Cola ist verpönt, Pommes frites sind verboten

Der hiesige Körperkult spielt ihr tatsächlich reichlich Kundschaft zu, und nur einen Steinwurf weiter, im Restaurant des Hauses, unterstützt man sie bei ihrer harten Arbeit. Hier wird ambitioniert mit biologischen Zutaten gekocht, Softdrinks wie Cola sind verpönt und Pommes frites als Beilage verboten. Im wohlhabenden Aventura-Viertel von Miami liegt schließlich das Turnberry Isle Resort hinter dicken Mauern. Diese umfrieden eine gigantische Golfanlage - eher selten ein Hort für ökologische Begrünungsmethoden -, die in weiter Ferne an Hochhäuser grenzen.
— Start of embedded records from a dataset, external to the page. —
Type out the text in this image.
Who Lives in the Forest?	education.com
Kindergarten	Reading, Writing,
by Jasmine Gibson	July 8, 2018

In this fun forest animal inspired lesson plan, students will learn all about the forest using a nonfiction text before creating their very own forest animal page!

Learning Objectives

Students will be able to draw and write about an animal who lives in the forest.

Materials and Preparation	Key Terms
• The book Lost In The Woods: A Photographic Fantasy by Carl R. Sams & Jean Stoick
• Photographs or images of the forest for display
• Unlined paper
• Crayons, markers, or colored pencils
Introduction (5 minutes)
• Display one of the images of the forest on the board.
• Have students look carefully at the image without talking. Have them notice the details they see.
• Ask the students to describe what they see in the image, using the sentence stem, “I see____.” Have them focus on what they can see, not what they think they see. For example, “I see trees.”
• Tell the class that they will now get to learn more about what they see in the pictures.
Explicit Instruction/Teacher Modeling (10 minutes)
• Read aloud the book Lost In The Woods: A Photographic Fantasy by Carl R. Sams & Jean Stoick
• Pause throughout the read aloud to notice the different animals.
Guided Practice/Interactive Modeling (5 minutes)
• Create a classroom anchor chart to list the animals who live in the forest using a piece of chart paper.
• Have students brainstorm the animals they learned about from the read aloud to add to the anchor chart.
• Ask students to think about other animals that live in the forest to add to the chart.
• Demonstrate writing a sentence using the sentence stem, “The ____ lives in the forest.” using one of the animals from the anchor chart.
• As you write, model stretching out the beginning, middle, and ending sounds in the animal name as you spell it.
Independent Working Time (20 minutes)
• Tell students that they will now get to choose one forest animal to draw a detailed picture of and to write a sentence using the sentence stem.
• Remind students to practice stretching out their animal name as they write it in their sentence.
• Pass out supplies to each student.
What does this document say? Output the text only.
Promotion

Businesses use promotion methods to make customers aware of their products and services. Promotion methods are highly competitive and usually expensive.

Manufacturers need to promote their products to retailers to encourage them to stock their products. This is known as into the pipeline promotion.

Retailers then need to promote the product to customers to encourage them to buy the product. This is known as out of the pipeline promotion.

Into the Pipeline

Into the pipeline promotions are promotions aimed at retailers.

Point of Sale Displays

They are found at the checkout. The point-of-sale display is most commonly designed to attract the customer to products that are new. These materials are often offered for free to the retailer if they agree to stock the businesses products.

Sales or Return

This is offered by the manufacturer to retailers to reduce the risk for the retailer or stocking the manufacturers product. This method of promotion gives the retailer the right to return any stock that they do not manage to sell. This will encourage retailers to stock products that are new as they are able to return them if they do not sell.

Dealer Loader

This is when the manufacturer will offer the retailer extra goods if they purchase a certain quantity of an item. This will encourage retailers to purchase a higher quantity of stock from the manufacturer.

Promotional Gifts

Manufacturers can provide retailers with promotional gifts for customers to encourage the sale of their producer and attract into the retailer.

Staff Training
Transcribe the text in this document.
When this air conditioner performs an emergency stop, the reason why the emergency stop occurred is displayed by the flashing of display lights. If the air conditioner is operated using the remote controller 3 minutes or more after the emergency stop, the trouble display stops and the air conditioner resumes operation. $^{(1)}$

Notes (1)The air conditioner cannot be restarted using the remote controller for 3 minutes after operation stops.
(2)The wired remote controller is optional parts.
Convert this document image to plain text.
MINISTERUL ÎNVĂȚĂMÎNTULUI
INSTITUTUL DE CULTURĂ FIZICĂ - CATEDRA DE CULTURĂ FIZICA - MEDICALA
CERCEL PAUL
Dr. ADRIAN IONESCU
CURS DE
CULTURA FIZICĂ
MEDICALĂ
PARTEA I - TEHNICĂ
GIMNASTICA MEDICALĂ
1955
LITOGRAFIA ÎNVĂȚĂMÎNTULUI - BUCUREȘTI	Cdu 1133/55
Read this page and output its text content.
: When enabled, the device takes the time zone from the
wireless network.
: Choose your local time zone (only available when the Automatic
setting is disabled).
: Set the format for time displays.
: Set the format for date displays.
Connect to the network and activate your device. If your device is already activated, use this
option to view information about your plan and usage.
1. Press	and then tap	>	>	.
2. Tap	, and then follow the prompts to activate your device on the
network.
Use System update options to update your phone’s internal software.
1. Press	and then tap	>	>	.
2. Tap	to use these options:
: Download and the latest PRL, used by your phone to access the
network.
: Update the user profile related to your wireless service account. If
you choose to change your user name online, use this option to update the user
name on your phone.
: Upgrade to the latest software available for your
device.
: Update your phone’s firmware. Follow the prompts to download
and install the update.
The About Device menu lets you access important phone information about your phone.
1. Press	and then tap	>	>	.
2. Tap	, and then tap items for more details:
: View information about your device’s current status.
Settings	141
Während der jüngst mit rund 80 Millionen Euro aufgehübschte Hotelbau einen Hauch Riviera-Stil verbreiten soll, kommen der künstliche See samt Insel, die Pools, Palmen und raspelkurzen Rasenflächen doch recht amerikanisch daher. Auf dem Grünstreifen neben der Hotelauffahrt machen Touristinnen ihre Yogaübungen. Gern führt der jamaikanische Chefkoch nachmittags Golfspieler oder Yogaschüler in seinen Garten. Guaven, Limetten, Mangos, Früchte und Kräuter - da wächst alles, was er für einen karibischen Cocktail braucht. Selbstverständlich biologisch angebaut, direkt neben dem Kunstrasen: "Anything goes" lautet hier wohl die Devise. (Franziska Horn, Rondo, DER STANDARD, 12.12.2014)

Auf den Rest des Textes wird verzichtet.